5 gennaio 2019

LA STELLA DEL MISERO


Epifania del Signore 
Conosciamo bene la storia della stella cometa, che apparsa ai re magi a tempo debito, permette loro di arrivare al cospetto del Re dei re, così come ci viene narrato dai Vangeli. E’ una stella importante e giustamente viene messa in rilievo anche nei presepi e nei racconti favolistici che ci offrono quell’alone di mistero e di magia che tanto affascinano la nostra fantasia. C’è invece una stella, ancora più lucente, che brilla in eterno per indicare la vera strada a tutti gli uomini, soprattutto i più bisognosi:
“…perché egli libererà il misero che invoca e il povero che non trova aiuto. Abbia pietà del debole e del misero e salvi la vita dei miseri. (dal Salmo 71)
Questa stella si manifesta su una culla di paglia, nelle sembianze di un neonato, ed attira a sé proprio i più miseri fra gli uomini, quelli che non si vantano delle proprie ricchezze e del proprio potere, quelli che non bestemmiano il cielo per la loro condizione di vita, quelli, insomma che sanno mettersi in viaggio, si direbbe oggi, in gioco, indipendentemente dal luogo di partenza. Sono miseri perché si fidano, come i pastori, sono miseri perché offrono ciò che hanno, come i Re Magi, sono miseri perché sanno rispondere alla chiamata:
“…le genti sono chiamate, in Cristo Gesù, a condividere la stessa eredità, a formare lo stesso corpo ed ad essere partecipi della stessa promessa per mezzo del Vangelo.” (dalla Lettera agli Efesini)

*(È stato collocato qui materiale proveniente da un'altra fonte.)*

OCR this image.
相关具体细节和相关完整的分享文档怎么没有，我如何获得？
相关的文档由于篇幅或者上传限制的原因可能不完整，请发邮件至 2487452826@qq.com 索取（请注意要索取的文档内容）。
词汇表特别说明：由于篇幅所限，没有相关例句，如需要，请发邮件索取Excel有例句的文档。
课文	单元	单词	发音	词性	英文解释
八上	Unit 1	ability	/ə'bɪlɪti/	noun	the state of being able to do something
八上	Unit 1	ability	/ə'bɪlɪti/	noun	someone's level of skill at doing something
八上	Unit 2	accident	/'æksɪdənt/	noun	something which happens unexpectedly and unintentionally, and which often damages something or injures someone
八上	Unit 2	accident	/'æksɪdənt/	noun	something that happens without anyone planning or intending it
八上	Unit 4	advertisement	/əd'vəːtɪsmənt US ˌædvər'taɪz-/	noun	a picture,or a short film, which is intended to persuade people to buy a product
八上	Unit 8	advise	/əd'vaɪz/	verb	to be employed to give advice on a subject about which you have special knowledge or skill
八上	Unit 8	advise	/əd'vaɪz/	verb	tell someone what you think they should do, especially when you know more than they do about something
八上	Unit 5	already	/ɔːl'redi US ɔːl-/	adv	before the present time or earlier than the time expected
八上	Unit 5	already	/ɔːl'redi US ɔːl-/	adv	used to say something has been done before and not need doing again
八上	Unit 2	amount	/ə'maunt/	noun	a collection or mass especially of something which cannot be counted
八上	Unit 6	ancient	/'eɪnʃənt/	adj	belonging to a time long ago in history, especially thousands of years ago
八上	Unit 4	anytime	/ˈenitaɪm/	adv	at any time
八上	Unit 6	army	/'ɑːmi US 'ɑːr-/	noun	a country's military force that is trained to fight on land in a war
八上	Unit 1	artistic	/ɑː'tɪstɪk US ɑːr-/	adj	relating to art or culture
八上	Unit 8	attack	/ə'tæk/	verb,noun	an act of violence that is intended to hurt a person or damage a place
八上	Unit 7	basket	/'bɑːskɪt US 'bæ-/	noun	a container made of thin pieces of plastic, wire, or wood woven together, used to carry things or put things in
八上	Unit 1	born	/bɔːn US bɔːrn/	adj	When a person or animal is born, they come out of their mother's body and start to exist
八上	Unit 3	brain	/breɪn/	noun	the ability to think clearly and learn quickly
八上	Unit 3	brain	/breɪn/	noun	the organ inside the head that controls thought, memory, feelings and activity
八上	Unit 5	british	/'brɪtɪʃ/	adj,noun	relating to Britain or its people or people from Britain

E’ la promessa che si concretizza nel fondamento della Chiesa, costituita da Gesù Cristo stesso sulla roccia di un misero pescatore. Per questo non è possibile alcuna speculazione sociologica sull’impatto che la Buona Novella dei Vangeli ha avuto e avrà sulla vita delle civiltà. Non ha portato alcuna rivoluzione, se non un modo diverso di rapportarsi con Dio perché chiamati, tutti indistintamente, da Lui stesso:
“…alza gli occhi intorno e guarda: tutti costoro si sono radunati, vengono a te. I tuoi figli vengono da lontano, le tue figlie sono portate in braccio.” (dal Libro del Profeta Isaia)
Anche noi ci raduniamo ogni domenica attorno al sacerdote per partecipare del Sacrificio che solo lui, il sacerdote, l’alter Cristus, può celebrare per il merito del Figlio di Dio. Anche noi veniamo da lontano e non guardiamo alle vesti che portiamo, siamo solo preoccupati di portare con noi i più deboli, i più indifesi fra di noi, li portiamo in braccio, li portiamo nei nostri grembi. Se solo giustificassimo anche una sola dimenticanza, anche solo un abbandono, un rifiuto, il peccato conseguente ci cancellerebbe da quella adunanza. Potremo anche essere presenti fisicamente ma è come se non ci fossimo. Non potremmo contemplare la sua gloria perché saremmo come Erode:
“…e quando lo avrete trovato, fatemelo sapere, perché anch’io venga ad adorarlo.” (dal Vangelo di Matteo) Sappiamo quale era la sua intenzione, sappiamo bene quali sono le prospettive di chi si presenta all’adunanza e non sa inginocchiarsi:
“…entrati nella casa, videro il bambino con Maria sua madre, si prostrarono e lo adorarono. Poi aprirono i loro scrigni e gli offrirono…” (dal Vangelo di Matteo)
Chi non sa inginocchiarsi davanti al Santissimo e non lo adora, oltre che con le parole anche con il corpo, non è misero, non è capace di offrire il suo cuore, al limite solo la sua magnificenza che al Buon Dio proprio non serve.
Gesù, nelle sembianze di quel Bambinello, chiede, invece, di guardare a Lui per conoscere il Padre, di stringere le sue manine per non abbandonare alcuna mano che si protende verso le tue, di sorridere alla vita perché attraverso la nostra vita arriveremo alla sua eterna presenza. Per questo il dono che anche noi possiamo deporre ai piedi della sua culla, oggi in questo giorno della sua manifestazione, tratto dallo scrigno che è il nostro cuore, non può che essere, semplicemente, la nostra stessa misera vita.